Board of Supervisors Considering Putting Inmates to Work as Firefighters

The Board of Supervisors is expected to approve Tuesday a new contract with the California Department of Corrections & Rehabilitation that assigns Riverside County inmates to state conservation camps for firefighting operations.

The county began contracting with the CDCR in May 2013 for locally jailed inmates to participate in the California Conservation Camp Program. The contract on the board's Tuesday agenda would span the period from this July 1 to July 1, 2022.

Under the agreement, the county would be eligible to assign a maximum of 200 inmates to train and work in the program. The previous compact provided space for as many as 500 inmates.

The county would pay the state $81 a day per inmate for training, and afterward, $10 daily per head for use of fire camp space -- the same terms that applied under the expiring agreement.

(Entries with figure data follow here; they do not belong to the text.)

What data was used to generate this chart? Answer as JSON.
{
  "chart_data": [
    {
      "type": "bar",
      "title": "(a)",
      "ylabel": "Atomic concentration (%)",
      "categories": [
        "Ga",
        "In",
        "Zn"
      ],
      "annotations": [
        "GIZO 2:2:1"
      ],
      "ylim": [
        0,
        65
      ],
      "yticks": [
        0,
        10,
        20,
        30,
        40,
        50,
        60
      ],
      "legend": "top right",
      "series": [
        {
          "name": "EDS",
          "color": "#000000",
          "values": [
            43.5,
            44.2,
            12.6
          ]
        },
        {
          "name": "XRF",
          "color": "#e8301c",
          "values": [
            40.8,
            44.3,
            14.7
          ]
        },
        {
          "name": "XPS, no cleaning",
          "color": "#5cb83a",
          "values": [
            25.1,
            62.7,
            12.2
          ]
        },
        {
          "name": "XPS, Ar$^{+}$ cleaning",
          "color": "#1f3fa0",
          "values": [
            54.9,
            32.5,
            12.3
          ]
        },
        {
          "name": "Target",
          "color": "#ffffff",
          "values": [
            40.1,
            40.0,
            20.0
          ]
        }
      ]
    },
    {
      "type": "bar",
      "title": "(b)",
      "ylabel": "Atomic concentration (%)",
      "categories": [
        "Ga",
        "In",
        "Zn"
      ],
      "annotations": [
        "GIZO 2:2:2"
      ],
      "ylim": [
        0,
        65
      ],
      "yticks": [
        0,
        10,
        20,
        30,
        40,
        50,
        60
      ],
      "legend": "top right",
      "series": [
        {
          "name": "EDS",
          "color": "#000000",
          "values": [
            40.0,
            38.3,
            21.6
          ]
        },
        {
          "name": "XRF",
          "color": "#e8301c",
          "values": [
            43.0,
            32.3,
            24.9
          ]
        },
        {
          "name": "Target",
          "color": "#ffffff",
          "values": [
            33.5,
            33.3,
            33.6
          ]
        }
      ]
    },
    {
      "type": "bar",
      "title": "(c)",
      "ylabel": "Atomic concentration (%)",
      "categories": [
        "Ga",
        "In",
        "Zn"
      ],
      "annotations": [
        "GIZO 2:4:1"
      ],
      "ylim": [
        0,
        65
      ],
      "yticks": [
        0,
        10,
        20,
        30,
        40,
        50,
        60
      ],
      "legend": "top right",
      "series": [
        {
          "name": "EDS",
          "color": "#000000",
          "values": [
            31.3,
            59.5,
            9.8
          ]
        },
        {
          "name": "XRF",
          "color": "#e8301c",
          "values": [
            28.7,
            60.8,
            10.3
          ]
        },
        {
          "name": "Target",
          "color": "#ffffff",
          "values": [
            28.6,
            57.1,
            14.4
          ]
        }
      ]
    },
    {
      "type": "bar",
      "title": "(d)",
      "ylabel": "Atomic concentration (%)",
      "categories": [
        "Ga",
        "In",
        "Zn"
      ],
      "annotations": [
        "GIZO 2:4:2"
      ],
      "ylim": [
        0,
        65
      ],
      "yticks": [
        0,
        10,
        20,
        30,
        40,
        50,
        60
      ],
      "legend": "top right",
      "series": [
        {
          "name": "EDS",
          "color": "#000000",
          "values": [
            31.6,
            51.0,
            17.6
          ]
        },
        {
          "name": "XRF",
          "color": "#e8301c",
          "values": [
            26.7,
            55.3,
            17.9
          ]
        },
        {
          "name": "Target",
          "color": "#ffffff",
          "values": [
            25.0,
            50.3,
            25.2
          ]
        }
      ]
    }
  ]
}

If all 200 slots are filled, the county's total outlay for the three-year period would be just over $4 million, according to sheriff's documents.

However, officials pointed out that expenditures eventually would be reimbursed through Assembly Bill 109, the Public Safety Realignment Act.

Inmates who finish the 38-day training regimen are deployed to work on hand crews to battle wildfires, as well as reduce excess foliage in parks, cut firebreaks in the vicinity of homes and businesses, clear debris from roadsides and trails and participate in sandbagging for flood prevention.

In recent years, the average number of Riverside County inmates who qualified and stayed in the program was about 50. They're generally placed at camps in the Norco and Banning areas.

County fire officials have noted in the past that offenders are screened for suitability, and people convicted of drug- and alcohol-related crimes are typical of those accepted into the program.

Supervisor Kevin Jeffries, a former firefighter, has been a steadfast supporter of the fire camp concept and advocated for the county to take advantage of it during his first year on the board, citing the manpower benefits, as well as the opportunity to free up local correctional space.